As Flink grows into a unified streaming & batch processor and is adopted by more and more batch users, the experiences in inspecting completed jobs has become more important than ever.
We compared Flink with other popular batch processors, and spotted several potential improvements. Most of these changes involves WebUI & REST API changes, which should be discussed and voted on as FLIPs. However, creating separated FLIPs for each of the improvement might be overkill, because changes needed by each improvement are quite small. Thus, we include all these potential improvements in this one FLIP.
Public Interfaces
This FLIP contains WebUI and REST API changes. See Proposed Changes for details.
Proposed Changes
We propose the following improvements.
Metrics
Add time breakdown metrics
Support metric aggregation
Add environmental information
Support viewing logs in history server
Some of the changes applies to both jobmanager and history server, while others only affect history server.

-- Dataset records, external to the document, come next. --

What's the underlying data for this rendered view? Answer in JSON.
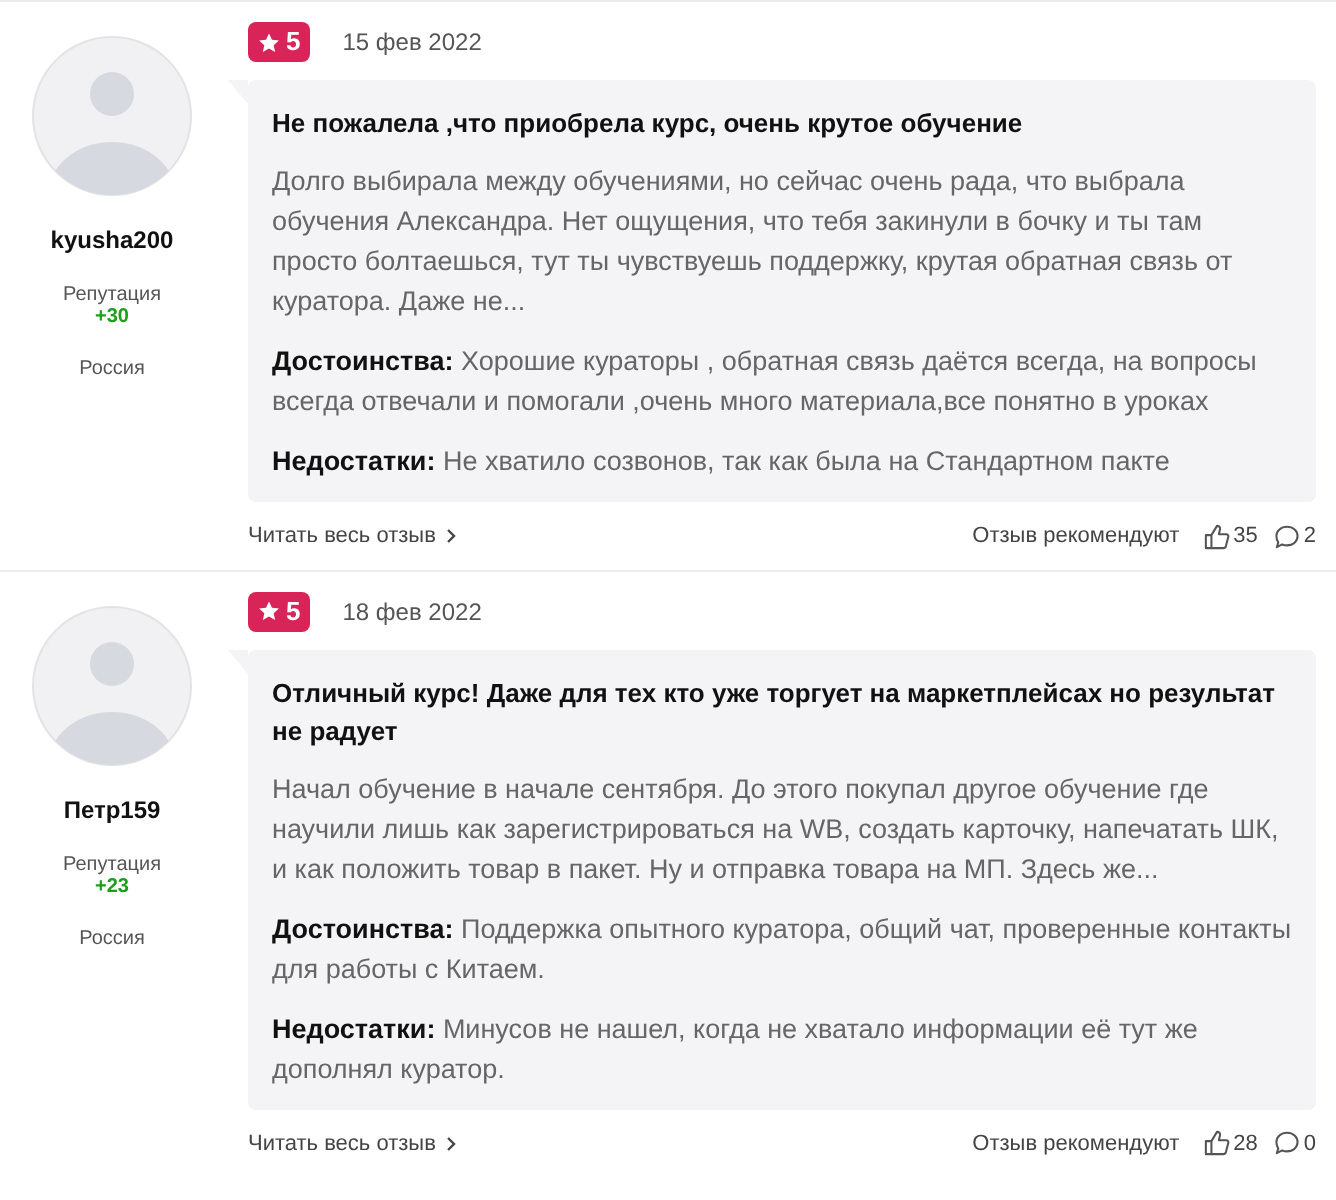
{
  "reviews": [
    {
      "author": "kyusha200",
      "reputation_label": "Репутация",
      "reputation": "+30",
      "country": "Россия",
      "rating": "5",
      "date": "15 фев 2022",
      "title": "Не пожалела ,что приобрела курс, очень крутое обучение",
      "text": "Долго выбирала между обучениями, но сейчас очень рада, что выбрала обучения Александра. Нет ощущения, что тебя закинули в бочку и ты там просто болтаешься, тут ты чувствуешь поддержку, крутая обратная связь от куратора. Даже не...",
      "pros": "**Достоинства:** Хорошие кураторы , обратная связь даётся всегда, на вопросы всегда отвечали и помогали ,очень много материала,все понятно в уроках",
      "cons": "**Недостатки:** Не хватило созвонов, так как была на Стандартном пакте",
      "read_more": "Читать весь отзыв",
      "recommend_label": "Отзыв рекомендуют",
      "likes": "35",
      "comments": "2"
    },
    {
      "author": "Петр159",
      "reputation_label": "Репутация",
      "reputation": "+23",
      "country": "Россия",
      "rating": "5",
      "date": "18 фев 2022",
      "title": "Отличный курс! Даже для тех кто уже торгует на маркетплейсах но результат не радует",
      "text": "Начал обучение в начале сентября. До этого покупал другое обучение где научили лишь как зарегистрироваться на WB, создать карточку, напечатать ШК, и как положить товар в пакет. Ну и отправка товара на МП. Здесь же...",
      "pros": "**Достоинства:** Поддержка опытного куратора, общий чат, проверенные контакты для работы с Китаем.",
      "cons": "**Недостатки:** Минусов не нашел, когда не хватало информации её тут же дополнял куратор.",
      "read_more": "Читать весь отзыв",
      "recommend_label": "Отзыв рекомендуют",
      "likes": "28",
      "comments": "0"
    }
  ]
}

We'll explain in detail in the following sections.
In addition to the proposed improvements, we discuss how to identify a JobManager / TaskManager in the context of history server in the last subsection.
Metrics
We propose to add the following metrics, to help users understand where the time is spent.

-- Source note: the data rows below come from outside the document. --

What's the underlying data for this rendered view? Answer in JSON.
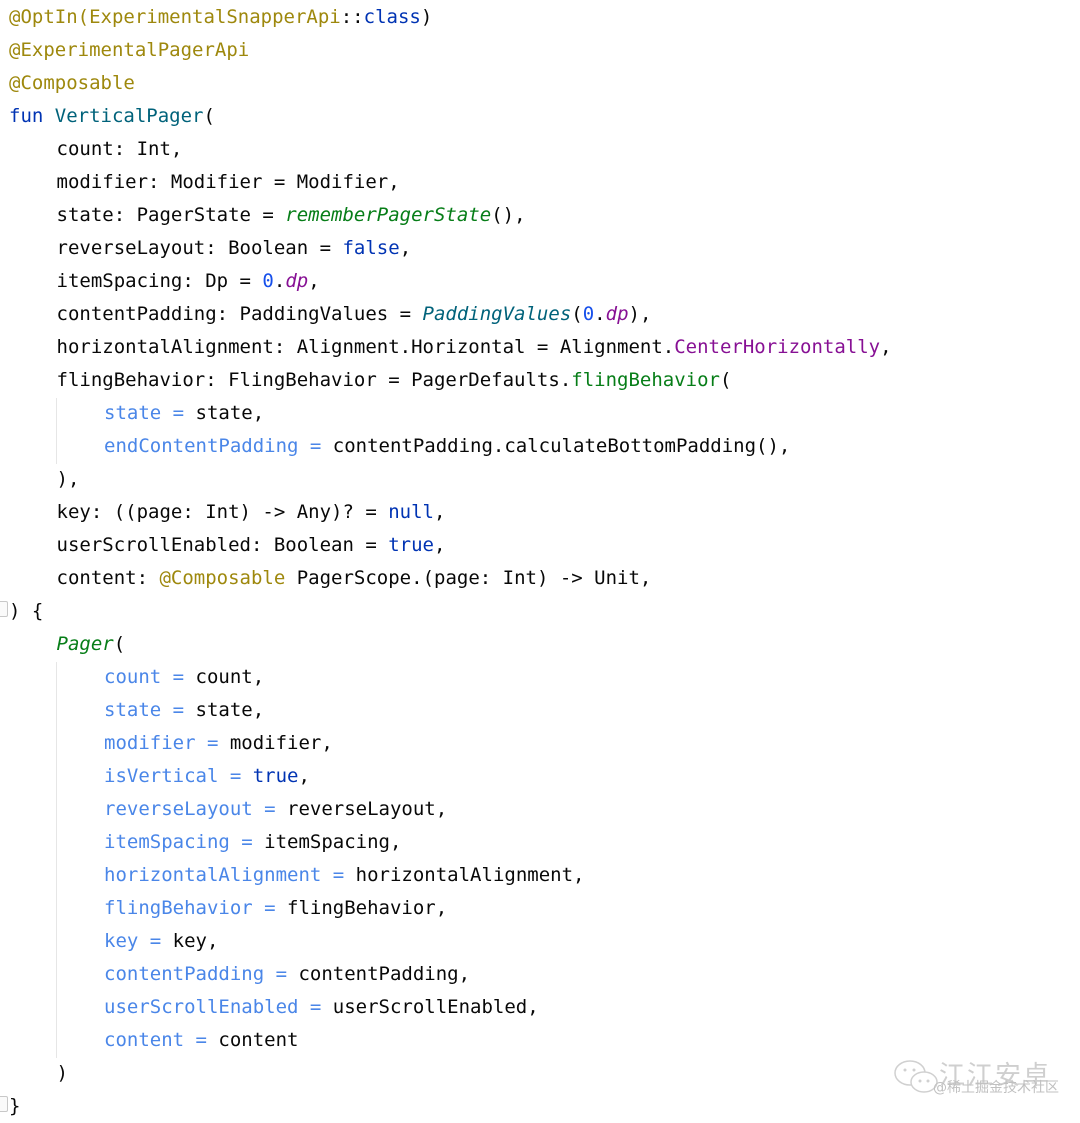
{
  "code": {
    "language": "kotlin",
    "lines": [
      {
        "indent": 0,
        "tokens": [
          {
            "t": "@OptIn(ExperimentalSnapperApi",
            "c": "ann"
          },
          {
            "t": "::",
            "c": "plain"
          },
          {
            "t": "class",
            "c": "kw"
          },
          {
            "t": ")",
            "c": "plain"
          }
        ]
      },
      {
        "indent": 0,
        "tokens": [
          {
            "t": "@ExperimentalPagerApi",
            "c": "ann"
          }
        ]
      },
      {
        "indent": 0,
        "tokens": [
          {
            "t": "@Composable",
            "c": "ann"
          }
        ]
      },
      {
        "indent": 0,
        "tokens": [
          {
            "t": "fun ",
            "c": "kw"
          },
          {
            "t": "VerticalPager",
            "c": "fn"
          },
          {
            "t": "(",
            "c": "plain"
          }
        ]
      },
      {
        "indent": 1,
        "tokens": [
          {
            "t": "count: Int,",
            "c": "plain"
          }
        ]
      },
      {
        "indent": 1,
        "tokens": [
          {
            "t": "modifier: Modifier = Modifier,",
            "c": "plain"
          }
        ]
      },
      {
        "indent": 1,
        "tokens": [
          {
            "t": "state: PagerState = ",
            "c": "plain"
          },
          {
            "t": "rememberPagerState",
            "c": "call"
          },
          {
            "t": "(),",
            "c": "plain"
          }
        ]
      },
      {
        "indent": 1,
        "tokens": [
          {
            "t": "reverseLayout: Boolean = ",
            "c": "plain"
          },
          {
            "t": "false",
            "c": "kw"
          },
          {
            "t": ",",
            "c": "plain"
          }
        ]
      },
      {
        "indent": 1,
        "tokens": [
          {
            "t": "itemSpacing: Dp = ",
            "c": "plain"
          },
          {
            "t": "0",
            "c": "num"
          },
          {
            "t": ".",
            "c": "plain"
          },
          {
            "t": "dp",
            "c": "ext"
          },
          {
            "t": ",",
            "c": "plain"
          }
        ]
      },
      {
        "indent": 1,
        "tokens": [
          {
            "t": "contentPadding: PaddingValues = ",
            "c": "plain"
          },
          {
            "t": "PaddingValues",
            "c": "italic-fn"
          },
          {
            "t": "(",
            "c": "plain"
          },
          {
            "t": "0",
            "c": "num"
          },
          {
            "t": ".",
            "c": "plain"
          },
          {
            "t": "dp",
            "c": "ext"
          },
          {
            "t": "),",
            "c": "plain"
          }
        ]
      },
      {
        "indent": 1,
        "tokens": [
          {
            "t": "horizontalAlignment: Alignment.Horizontal = Alignment.",
            "c": "plain"
          },
          {
            "t": "CenterHorizontally",
            "c": "prop"
          },
          {
            "t": ",",
            "c": "plain"
          }
        ]
      },
      {
        "indent": 1,
        "tokens": [
          {
            "t": "flingBehavior: FlingBehavior = PagerDefaults.",
            "c": "plain"
          },
          {
            "t": "flingBehavior",
            "c": "call2"
          },
          {
            "t": "(",
            "c": "plain"
          }
        ]
      },
      {
        "indent": 2,
        "tokens": [
          {
            "t": "state = ",
            "c": "named"
          },
          {
            "t": "state,",
            "c": "plain"
          }
        ]
      },
      {
        "indent": 2,
        "tokens": [
          {
            "t": "endContentPadding = ",
            "c": "named"
          },
          {
            "t": "contentPadding.calculateBottomPadding(),",
            "c": "plain"
          }
        ]
      },
      {
        "indent": 1,
        "tokens": [
          {
            "t": "),",
            "c": "plain"
          }
        ]
      },
      {
        "indent": 1,
        "tokens": [
          {
            "t": "key: ((page: Int) -> Any)? = ",
            "c": "plain"
          },
          {
            "t": "null",
            "c": "kw"
          },
          {
            "t": ",",
            "c": "plain"
          }
        ]
      },
      {
        "indent": 1,
        "tokens": [
          {
            "t": "userScrollEnabled: Boolean = ",
            "c": "plain"
          },
          {
            "t": "true",
            "c": "kw"
          },
          {
            "t": ",",
            "c": "plain"
          }
        ]
      },
      {
        "indent": 1,
        "tokens": [
          {
            "t": "content: ",
            "c": "plain"
          },
          {
            "t": "@Composable",
            "c": "ann"
          },
          {
            "t": " PagerScope.(page: Int) -> Unit,",
            "c": "plain"
          }
        ]
      },
      {
        "indent": 0,
        "tokens": [
          {
            "t": ") {",
            "c": "plain"
          }
        ]
      },
      {
        "indent": 1,
        "tokens": [
          {
            "t": "Pager",
            "c": "call"
          },
          {
            "t": "(",
            "c": "plain"
          }
        ]
      },
      {
        "indent": 2,
        "tokens": [
          {
            "t": "count = ",
            "c": "named"
          },
          {
            "t": "count,",
            "c": "plain"
          }
        ]
      },
      {
        "indent": 2,
        "tokens": [
          {
            "t": "state = ",
            "c": "named"
          },
          {
            "t": "state,",
            "c": "plain"
          }
        ]
      },
      {
        "indent": 2,
        "tokens": [
          {
            "t": "modifier = ",
            "c": "named"
          },
          {
            "t": "modifier,",
            "c": "plain"
          }
        ]
      },
      {
        "indent": 2,
        "tokens": [
          {
            "t": "isVertical = ",
            "c": "named"
          },
          {
            "t": "true",
            "c": "kw"
          },
          {
            "t": ",",
            "c": "plain"
          }
        ]
      },
      {
        "indent": 2,
        "tokens": [
          {
            "t": "reverseLayout = ",
            "c": "named"
          },
          {
            "t": "reverseLayout,",
            "c": "plain"
          }
        ]
      },
      {
        "indent": 2,
        "tokens": [
          {
            "t": "itemSpacing = ",
            "c": "named"
          },
          {
            "t": "itemSpacing,",
            "c": "plain"
          }
        ]
      },
      {
        "indent": 2,
        "tokens": [
          {
            "t": "horizontalAlignment = ",
            "c": "named"
          },
          {
            "t": "horizontalAlignment,",
            "c": "plain"
          }
        ]
      },
      {
        "indent": 2,
        "tokens": [
          {
            "t": "flingBehavior = ",
            "c": "named"
          },
          {
            "t": "flingBehavior,",
            "c": "plain"
          }
        ]
      },
      {
        "indent": 2,
        "tokens": [
          {
            "t": "key = ",
            "c": "named"
          },
          {
            "t": "key,",
            "c": "plain"
          }
        ]
      },
      {
        "indent": 2,
        "tokens": [
          {
            "t": "contentPadding = ",
            "c": "named"
          },
          {
            "t": "contentPadding,",
            "c": "plain"
          }
        ]
      },
      {
        "indent": 2,
        "tokens": [
          {
            "t": "userScrollEnabled = ",
            "c": "named"
          },
          {
            "t": "userScrollEnabled,",
            "c": "plain"
          }
        ]
      },
      {
        "indent": 2,
        "tokens": [
          {
            "t": "content = ",
            "c": "named"
          },
          {
            "t": "content",
            "c": "plain"
          }
        ]
      },
      {
        "indent": 1,
        "tokens": [
          {
            "t": ")",
            "c": "plain"
          }
        ]
      },
      {
        "indent": 0,
        "tokens": [
          {
            "t": "}",
            "c": "plain"
          }
        ]
      }
    ]
  },
  "colors": {
    "annotation": "#9e880d",
    "keyword": "#0033b3",
    "function_decl": "#00627a",
    "function_call": "#067d17",
    "number": "#1750eb",
    "extension_property": "#871094",
    "named_argument": "#4a86e8",
    "text": "#080808"
  },
  "watermark": {
    "title": "江江安卓",
    "subtitle": "@稀土掘金技术社区",
    "icon": "wechat-icon"
  }
}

Duration that a task stays in each status
Status included are: INITIALIZING, CREATED, SCHEDULED, RUNNING, DEPLOYING
Status excluded (duration is less interested) are: FINISHED, CANCELING, CANCELED, RECONCILING
Accumulated time that a running task is busy / idle / back-pressured
Moreover, we propose to support aggregating task metrics.
Supported scopes: JobVertex, TaskManager
Supported aggregations: min, max, avg, mid, p25, p75
This change applies to both jobmanager and history server.
WebUI Preview
Split the per-subtask metrics and aggregated metrics into tabs. Add a table of aggregated metrics including the following content:
aggregations: min, max, avg, sum, median, p25, p75, p95
metrics
status durations: CREATED, SCHEDULED, INITIALIZING, DEPLOYING, RUNNING
read/write records
read/write bytes
accumulated backpressured/idle/busy time
Extend the original subtasks table by adding extra columns:
"Accumulated Time"
"Status Durations"
Under the TaskManagers tab, each taskManager row supports an action of viewing the "Aggregated Metrics". The modal's content table is identical to that under the subtask tab.
REST API Changes
Accumulated busy / idle / back-pressured time
We propose to introduce three new fields - "accumulated-idle-time", "accumulated-busy-time", and "accumulated-backpressured-time" - to IOMetricsInfo which represent the accumulated busy / idle / back-pressured time of a running task respectively.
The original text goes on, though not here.